Friday, November 19, 2010

Wild Target (**3/4)

Some fifteen million people went to see a movie featuring Bill Nighy and Rupert Grint this past weekend. For nearly all of them, that movie was Harry Potter and the Deathly Hallows: Part 1. But a much smaller number, whose fantasies presumably involve hired assassins, like the one Nighy plays, rather than teen wizards, would have seen this lightweight caper film. The essense of the caper film is to make the heroes criminal, if not by trade, then by circumstance, and to make the crime seem fun. Nighy is Victor, the middle-aged professional and Grint the callow “apprentice,” though he thinks his mentor is merely working “undercover.” In between is delightful Emily Blunt, who, though British, has somehow managed not to appear in any of the Potter films, perhaps because she is too young. Her character is neither assassin nor innocent. Having clumsily masterminded an art-forgery scheme, she is in fact Victor’s target.

If a threesome rather than a duo can be said to “meet cute,” and meeting cute can involve people getting shot in a parking garage, then that is how the professional, his target, and the bystander wind up teaming up. The bystander is Grint’s character, and although he is kind of a third wheel—Ron Weasley to Nighy’s and Blunt’s Harry Potter and Hermione—he does show some additional range. In predictable fashion, the other two bicker a lot, then suddenly not. The young lady’s change of heart is too facile, and the film is more fun when they are at odds.

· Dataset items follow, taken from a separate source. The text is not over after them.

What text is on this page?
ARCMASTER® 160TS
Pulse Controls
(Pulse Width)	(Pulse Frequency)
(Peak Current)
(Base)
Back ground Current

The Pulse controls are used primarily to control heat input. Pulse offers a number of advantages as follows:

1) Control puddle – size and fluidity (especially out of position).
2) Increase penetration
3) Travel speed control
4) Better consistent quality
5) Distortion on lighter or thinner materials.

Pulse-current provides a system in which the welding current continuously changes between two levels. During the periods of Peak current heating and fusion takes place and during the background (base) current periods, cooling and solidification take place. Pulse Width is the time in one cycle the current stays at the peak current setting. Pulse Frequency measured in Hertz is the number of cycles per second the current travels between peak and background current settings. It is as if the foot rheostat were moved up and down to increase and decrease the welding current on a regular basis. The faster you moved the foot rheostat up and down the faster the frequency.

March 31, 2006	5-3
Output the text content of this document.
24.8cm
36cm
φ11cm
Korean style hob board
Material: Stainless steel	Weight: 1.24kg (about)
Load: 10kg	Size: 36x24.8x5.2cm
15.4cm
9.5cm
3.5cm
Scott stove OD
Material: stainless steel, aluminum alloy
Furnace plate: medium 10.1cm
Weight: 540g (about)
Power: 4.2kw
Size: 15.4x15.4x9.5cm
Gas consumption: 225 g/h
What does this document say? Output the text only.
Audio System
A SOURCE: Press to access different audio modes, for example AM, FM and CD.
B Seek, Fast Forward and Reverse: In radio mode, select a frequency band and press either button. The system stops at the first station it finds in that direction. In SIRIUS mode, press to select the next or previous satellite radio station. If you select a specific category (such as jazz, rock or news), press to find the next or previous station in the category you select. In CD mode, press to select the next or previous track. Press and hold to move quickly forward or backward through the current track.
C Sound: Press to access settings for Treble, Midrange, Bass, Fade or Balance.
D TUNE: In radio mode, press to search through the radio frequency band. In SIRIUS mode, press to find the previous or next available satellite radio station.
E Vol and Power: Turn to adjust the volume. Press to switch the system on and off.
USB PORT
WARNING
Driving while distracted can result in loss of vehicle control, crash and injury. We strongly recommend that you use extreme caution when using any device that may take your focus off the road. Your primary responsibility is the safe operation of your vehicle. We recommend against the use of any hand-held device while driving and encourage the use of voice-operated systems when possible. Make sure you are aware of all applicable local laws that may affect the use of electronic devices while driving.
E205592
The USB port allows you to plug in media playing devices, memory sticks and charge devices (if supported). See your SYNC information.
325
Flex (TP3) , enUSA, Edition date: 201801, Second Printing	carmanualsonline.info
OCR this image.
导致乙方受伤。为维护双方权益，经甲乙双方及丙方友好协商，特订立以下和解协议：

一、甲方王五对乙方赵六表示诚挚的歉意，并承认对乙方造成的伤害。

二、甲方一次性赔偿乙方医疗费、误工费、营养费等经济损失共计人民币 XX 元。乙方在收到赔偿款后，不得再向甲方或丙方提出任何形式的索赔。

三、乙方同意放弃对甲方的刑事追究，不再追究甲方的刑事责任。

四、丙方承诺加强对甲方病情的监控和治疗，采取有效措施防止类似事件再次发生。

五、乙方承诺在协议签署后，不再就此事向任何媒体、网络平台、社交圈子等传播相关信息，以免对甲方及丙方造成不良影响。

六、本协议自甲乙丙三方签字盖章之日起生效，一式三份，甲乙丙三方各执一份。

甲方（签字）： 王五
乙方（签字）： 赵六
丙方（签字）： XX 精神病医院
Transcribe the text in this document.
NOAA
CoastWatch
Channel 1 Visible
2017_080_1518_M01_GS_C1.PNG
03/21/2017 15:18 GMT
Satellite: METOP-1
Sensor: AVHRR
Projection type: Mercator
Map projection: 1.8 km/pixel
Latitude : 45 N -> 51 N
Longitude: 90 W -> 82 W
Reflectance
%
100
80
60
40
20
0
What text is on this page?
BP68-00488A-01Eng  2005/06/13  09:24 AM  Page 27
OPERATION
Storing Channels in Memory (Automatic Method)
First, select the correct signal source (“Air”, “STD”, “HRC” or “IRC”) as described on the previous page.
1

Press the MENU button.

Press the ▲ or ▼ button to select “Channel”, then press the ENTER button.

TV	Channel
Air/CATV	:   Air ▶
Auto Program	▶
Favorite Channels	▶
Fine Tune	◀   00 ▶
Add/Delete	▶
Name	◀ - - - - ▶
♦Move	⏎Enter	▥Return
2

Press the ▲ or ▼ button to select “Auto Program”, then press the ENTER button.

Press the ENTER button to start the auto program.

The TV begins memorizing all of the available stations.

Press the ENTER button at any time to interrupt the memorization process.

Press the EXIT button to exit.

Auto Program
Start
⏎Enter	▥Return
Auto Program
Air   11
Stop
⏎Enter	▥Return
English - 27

A notable thing about this caper film is that the protagonist is a murderer, even if he is impeccably mannered, as is typical for the caper film. Usually we are encouraged to root for the hero of the caper film via the time-honored technique of making the villains scummy. That’s true here, as the targets are rival hit men, but it’s still unusual for the hero to be seen as having (mistakenly) shot innocent bystanders. In fact, part of the reason we are supposed to root for Victor is that he’s a better hitman than his rival, London’s top assassin. (However, he cannot bring himself to kill a parrot who keeps saying his name after he kills the owner. So he steals the bird.) When the apprentice—who feels bad even upon shooting a man in self-defense—finds out that Victor is not just a detective, one might suspect he’d feel some unease, but that would be more emotional heft than anything on display here.

Nighy, among the most ubiquitous UK actors (Love, Actually, Shaun of the Dead, Pirate Radio), gives credibility to the repressed Victor, who has always been a solo act ever since he took up the trade of his father. The humor is light, but generally on target, in this remake of a French film, but it is inessential.